Path: utzoo!attcan!utgpu!jarvis.csri.toronto.edu!cs.utexas.edu!uunet!gistdev!dlp
From: dlp@gistdev.gist.com (Dirk Pellett)
Newsgroups: comp.graphics
Subject: Re: smallest sphere enclosing a set of points
Message-ID: <841@gistdev.gist.com>
Date: 4 Dec 89 22:59:34 GMT
References: <28@ <207400043@s.cs.uiuc.edu> <1989Dec3.190029.4916@utcs.utoronto.ca>
Organization: Global Information Systems Technology Inc., Savoy, IL
Lines: 24
Written 9:18 pm Nov 28, 1989 by rwang@caip.rutgers.edu:
-> find the smallest sphere that encloses a set of given points, in both
-> 2-D and 3-D (or even n-D, if you like).
In article <207400043@s.cs.uiuc.edu> mcooper@s.cs.uiuc.edu writes:
-> a simple minded solution which I think SHOULD work, but would be
-> painstakingly slow and grows exponentially... should wouk for 2D or 3D
-> take set of point and compute distances from every point to every other
-> point. find the two points which are farthest away from one another.

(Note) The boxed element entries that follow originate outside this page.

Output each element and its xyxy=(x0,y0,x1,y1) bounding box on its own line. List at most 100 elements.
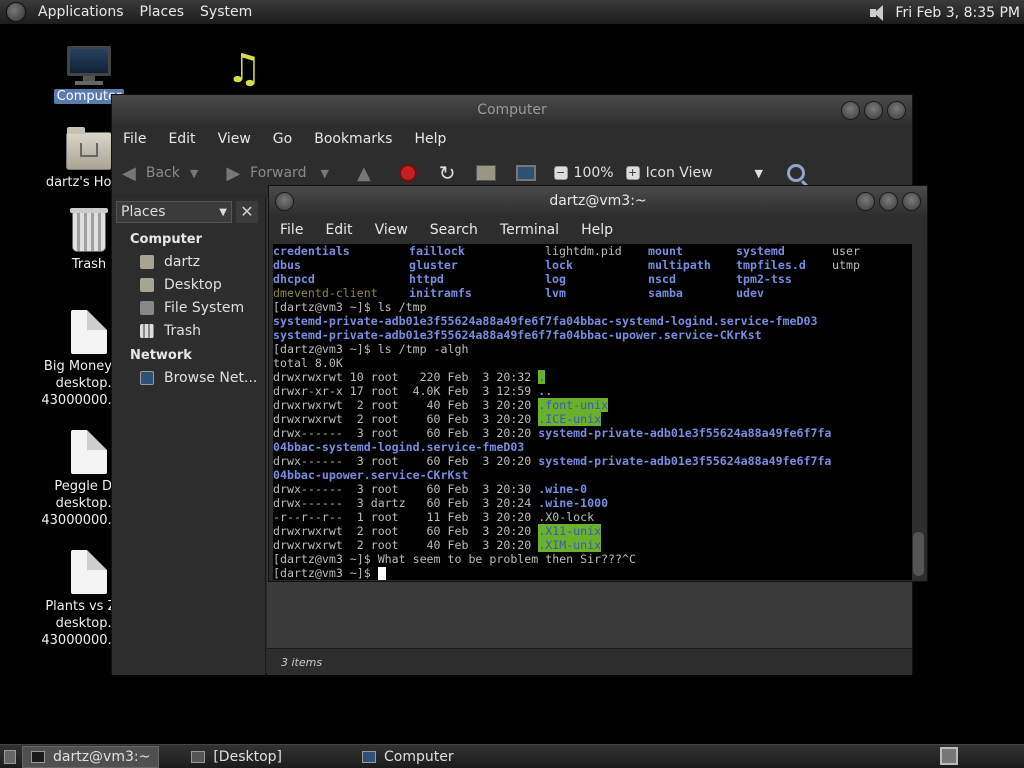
listing-meta: drwx------ 3 root 60 Feb 3 20:20 xyxy=(273,426,539,440)
close-sidebar-icon[interactable]: ✕ xyxy=(236,201,258,223)
places-sidebar: Places ▼ ✕ Computer dartz Desktop File Sy… xyxy=(112,198,266,675)
view-mode-label: Icon View xyxy=(645,165,713,181)
listing-name: .. xyxy=(538,384,553,398)
menu-help[interactable]: Help xyxy=(403,131,457,147)
listing-row: drwx------ 3 dartz 60 Feb 3 20:24 .wine-… xyxy=(273,496,913,510)
maximize-button[interactable] xyxy=(864,101,883,120)
chevron-down-icon: ▼ xyxy=(219,206,227,218)
sidebar-item-dartz[interactable]: dartz xyxy=(112,250,265,273)
terminal-titlebar[interactable]: dartz@vm3:~ xyxy=(269,186,927,216)
computer-icon xyxy=(362,750,377,763)
ls-entry: mount xyxy=(648,244,683,258)
listing-name: .XIM-unix xyxy=(538,538,602,552)
drive-icon xyxy=(140,300,154,315)
menu-view[interactable]: View xyxy=(364,222,419,238)
minimize-button[interactable] xyxy=(856,192,875,211)
terminal-icon xyxy=(31,750,45,763)
terminal-line: [dartz@vm3 ~]$ ls /tmp -algh xyxy=(273,342,469,356)
listing-meta: drwx------ 3 dartz 60 Feb 3 20:24 xyxy=(273,496,539,510)
ls-row: dhcpcd httpd log nscd tpm2-tss xyxy=(273,272,913,286)
terminal-window: dartz@vm3:~ File Edit View Search Termin… xyxy=(268,185,928,582)
ls-entry: credentials xyxy=(273,244,350,258)
top-panel: Applications Places System Fri Feb 3, 8:… xyxy=(0,0,1024,25)
listing-row: drwx------ 3 root 60 Feb 3 20:20 systemd… xyxy=(273,426,913,440)
gnome-foot-icon[interactable] xyxy=(6,2,26,22)
task-terminal[interactable]: dartz@vm3:~ xyxy=(22,745,160,768)
file-manager-titlebar[interactable]: Computer xyxy=(112,95,912,125)
view-mode-select[interactable]: Icon View ▼ xyxy=(646,165,763,181)
stop-icon[interactable] xyxy=(398,164,417,182)
terminal-scrollbar[interactable] xyxy=(912,244,925,580)
menu-help[interactable]: Help xyxy=(570,222,624,238)
ls-entry: lock xyxy=(545,258,573,272)
task-computer[interactable]: Computer xyxy=(354,746,462,768)
text-cursor xyxy=(377,567,386,580)
task-desktop[interactable]: [Desktop] xyxy=(183,746,290,768)
listing-row: drwx------ 3 root 60 Feb 3 20:30 .wine-0 xyxy=(273,482,913,496)
ls-output: credentials faillock lightdm.pid mount syste… xyxy=(273,244,913,300)
forward-button[interactable]: ▶ Forward ▼ xyxy=(226,163,339,184)
places-selector[interactable]: Places ▼ xyxy=(116,201,232,223)
show-desktop-icon[interactable] xyxy=(4,749,16,764)
sidebar-item-trash[interactable]: Trash xyxy=(112,319,265,342)
close-button[interactable] xyxy=(887,101,906,120)
music-note-icon[interactable]: ♫ xyxy=(222,48,266,90)
menu-file[interactable]: File xyxy=(112,131,157,147)
back-label: Back xyxy=(145,165,180,181)
ls-entry: utmp xyxy=(832,258,860,272)
sidebar-item-browse-network[interactable]: Browse Net... xyxy=(112,366,265,389)
zoom-out-button[interactable]: − xyxy=(553,166,568,180)
search-icon[interactable] xyxy=(786,164,805,182)
terminal-output[interactable]: credentials faillock lightdm.pid mount syste… xyxy=(273,244,913,580)
minimize-button[interactable] xyxy=(841,101,860,120)
workspace-switcher[interactable] xyxy=(940,747,958,765)
home-icon[interactable] xyxy=(475,165,496,181)
listing-row: drwxrwxrwt 2 root 40 Feb 3 20:20 .font-u… xyxy=(273,398,913,412)
zoom-level: 100% xyxy=(573,165,614,181)
places-selector-label: Places xyxy=(121,204,166,220)
up-button[interactable]: ▲ xyxy=(357,163,381,184)
sidebar-item-file-system[interactable]: File System xyxy=(112,296,265,319)
ls-row: dmeventd-client initramfs lvm samba udev xyxy=(273,286,913,300)
listing-row: -r--r--r-- 1 root 11 Feb 3 20:20 .X0-loc… xyxy=(273,510,913,524)
menu-search[interactable]: Search xyxy=(419,222,489,238)
listing-name: systemd-private-adb01e3f55624a88a49fe6f7… xyxy=(538,454,832,468)
listing-name: systemd-private-adb01e3f55624a88a49fe6f7… xyxy=(538,426,832,440)
menu-terminal[interactable]: Terminal xyxy=(489,222,570,238)
terminal-line: systemd-private-adb01e3f55624a88a49fe6f7… xyxy=(273,328,762,342)
maximize-button[interactable] xyxy=(879,192,898,211)
menu-edit[interactable]: Edit xyxy=(314,222,363,238)
scrollbar-thumb[interactable] xyxy=(913,532,924,576)
listing-name: .wine-1000 xyxy=(538,496,609,510)
menu-view[interactable]: View xyxy=(207,131,262,147)
desktop-folder-icon xyxy=(140,277,154,292)
terminal-line: [dartz@vm3 ~]$ ls /tmp xyxy=(273,300,427,314)
up-arrow-icon: ▲ xyxy=(356,162,371,184)
menu-places[interactable]: Places xyxy=(132,0,193,25)
sidebar-item-desktop[interactable]: Desktop xyxy=(112,273,265,296)
listing-row: 04bbac-upower.service-CKrKst xyxy=(273,468,913,482)
listing-name: .X0-lock xyxy=(538,510,595,524)
menu-edit[interactable]: Edit xyxy=(157,131,206,147)
ls-entry: log xyxy=(545,272,566,286)
sidebar-item-label: File System xyxy=(164,299,245,316)
ls-entry: gluster xyxy=(409,258,458,272)
back-button[interactable]: ◀ Back ▼ xyxy=(122,163,208,184)
volume-icon[interactable] xyxy=(867,3,889,23)
menu-system[interactable]: System xyxy=(192,0,260,25)
window-menu-button[interactable] xyxy=(275,192,294,211)
listing-name: .font-unix xyxy=(538,398,609,412)
menu-applications[interactable]: Applications xyxy=(30,0,132,25)
menu-go[interactable]: Go xyxy=(262,131,303,147)
clock[interactable]: Fri Feb 3, 8:35 PM xyxy=(895,5,1024,21)
menu-bookmarks[interactable]: Bookmarks xyxy=(303,131,403,147)
zoom-in-button[interactable]: + xyxy=(625,166,640,180)
sidebar-section-network: Network xyxy=(130,348,192,363)
computer-icon[interactable] xyxy=(515,165,536,181)
listing-meta: drwxrwxrwt 2 root 60 Feb 3 20:20 xyxy=(273,524,539,538)
menu-file[interactable]: File xyxy=(269,222,314,238)
reload-icon[interactable]: ↻ xyxy=(439,161,456,185)
window-title: Computer xyxy=(477,102,547,118)
close-button[interactable] xyxy=(902,192,921,211)
listing-row: drwxr-xr-x 17 root 4.0K Feb 3 12:59 .. xyxy=(273,384,913,398)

-> 1/2 the distance between them is the diameter of your enclosing
-> circle/sphere. Center your circle/sphere on the halfway point of the
-> line between them. disclaimer- This is simply an intuitve solution
-> that came up. It may or may not have serious flaws. any comments?

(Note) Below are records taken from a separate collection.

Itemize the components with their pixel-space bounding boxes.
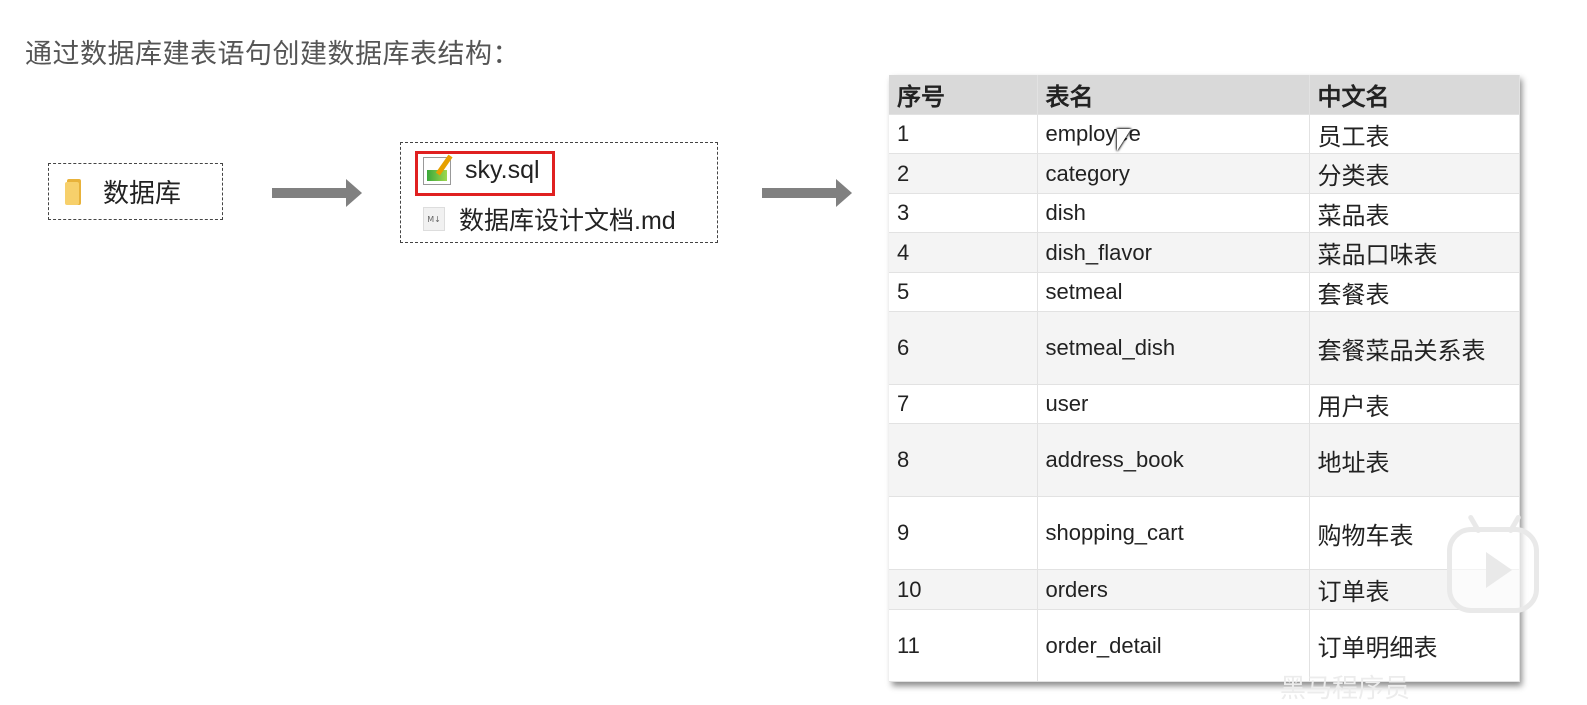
watermark: 黑马程序员 — [1280, 673, 1411, 703]
cell-cn: 套餐表 — [1309, 272, 1520, 312]
sql-file-icon — [423, 154, 453, 185]
cell-name: category — [1037, 153, 1310, 194]
cell-no: 7 — [889, 384, 1038, 424]
file-item-sql[interactable]: sky.sql — [423, 154, 540, 185]
cell-name: order_detail — [1037, 609, 1310, 682]
file-name: 数据库设计文档.md — [459, 207, 676, 235]
table-row: 1 employee 员工表 — [889, 114, 1520, 154]
cell-no: 1 — [889, 114, 1038, 154]
page-heading: 通过数据库建表语句创建数据库表结构： — [25, 39, 520, 69]
cell-no: 2 — [889, 153, 1038, 194]
cell-cn: 分类表 — [1309, 153, 1520, 194]
folder-label: 数据库 — [103, 178, 182, 208]
cell-no: 11 — [889, 609, 1038, 682]
table-header-row: 序号 表名 中文名 — [889, 75, 1520, 115]
cell-name: setmeal — [1037, 272, 1310, 312]
table-row: 3 dish 菜品表 — [889, 193, 1520, 233]
column-header-name: 表名 — [1037, 75, 1310, 115]
cell-name: dish — [1037, 193, 1310, 233]
file-item-md[interactable]: M↓ 数据库设计文档.md — [423, 201, 676, 237]
table-row: 2 category 分类表 — [889, 153, 1520, 194]
cell-name: shopping_cart — [1037, 496, 1310, 570]
cell-no: 3 — [889, 193, 1038, 233]
cell-name: employee — [1037, 114, 1310, 154]
table-row: 5 setmeal 套餐表 — [889, 272, 1520, 312]
cell-no: 5 — [889, 272, 1038, 312]
cell-name: orders — [1037, 569, 1310, 610]
cell-no: 4 — [889, 232, 1038, 273]
mouse-pointer-icon — [1117, 129, 1131, 151]
right-arrow-icon — [272, 179, 362, 207]
cell-cn: 地址表 — [1309, 423, 1520, 497]
cell-cn: 员工表 — [1309, 114, 1520, 154]
cell-cn: 套餐菜品关系表 — [1309, 311, 1520, 385]
column-header-no: 序号 — [889, 75, 1038, 115]
cell-cn: 菜品表 — [1309, 193, 1520, 233]
cell-name: address_book — [1037, 423, 1310, 497]
markdown-file-icon: M↓ — [423, 207, 445, 231]
cell-name: user — [1037, 384, 1310, 424]
cell-no: 10 — [889, 569, 1038, 610]
folder-icon — [65, 178, 83, 205]
cell-name: setmeal_dish — [1037, 311, 1310, 385]
play-icon[interactable] — [1447, 514, 1539, 613]
table-row: 8 address_book 地址表 — [889, 423, 1520, 497]
table-row: 7 user 用户表 — [889, 384, 1520, 424]
table-row: 6 setmeal_dish 套餐菜品关系表 — [889, 311, 1520, 385]
cell-cn: 用户表 — [1309, 384, 1520, 424]
cell-name: dish_flavor — [1037, 232, 1310, 273]
cell-no: 9 — [889, 496, 1038, 570]
files-box: sky.sql M↓ 数据库设计文档.md — [400, 142, 718, 243]
table-row: 9 shopping_cart 购物车表 — [889, 496, 1520, 570]
tables-table: 序号 表名 中文名 1 employee 员工表 2 category 分类表 … — [889, 75, 1520, 682]
column-header-cn: 中文名 — [1309, 75, 1520, 115]
database-folder-box: 数据库 — [48, 163, 223, 220]
table-row: 11 order_detail 订单明细表 — [889, 609, 1520, 682]
right-arrow-icon — [762, 179, 852, 207]
cell-no: 6 — [889, 311, 1038, 385]
cell-cn: 菜品口味表 — [1309, 232, 1520, 273]
table-row: 4 dish_flavor 菜品口味表 — [889, 232, 1520, 273]
cell-no: 8 — [889, 423, 1038, 497]
table-row: 10 orders 订单表 — [889, 569, 1520, 610]
file-name: sky.sql — [465, 156, 540, 184]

Yes. Try that method trying to enclose a simple equalateral triangle.
One of the sides will become the diameter of the sphere, and the other
point will be outside the sphere. Besides being god-awful slow, your
intuitive method fails on the simplest test case.
--
Dirk Pellett uunet!gistdev!dlp dlp@gistdev.gist.com
If it isn't documented, it isn't implemented.
--
Dirk Pellett uunet!gistdev!dlp dlp@gistdev.gist.com
If it isn't documented, it isn't implemented.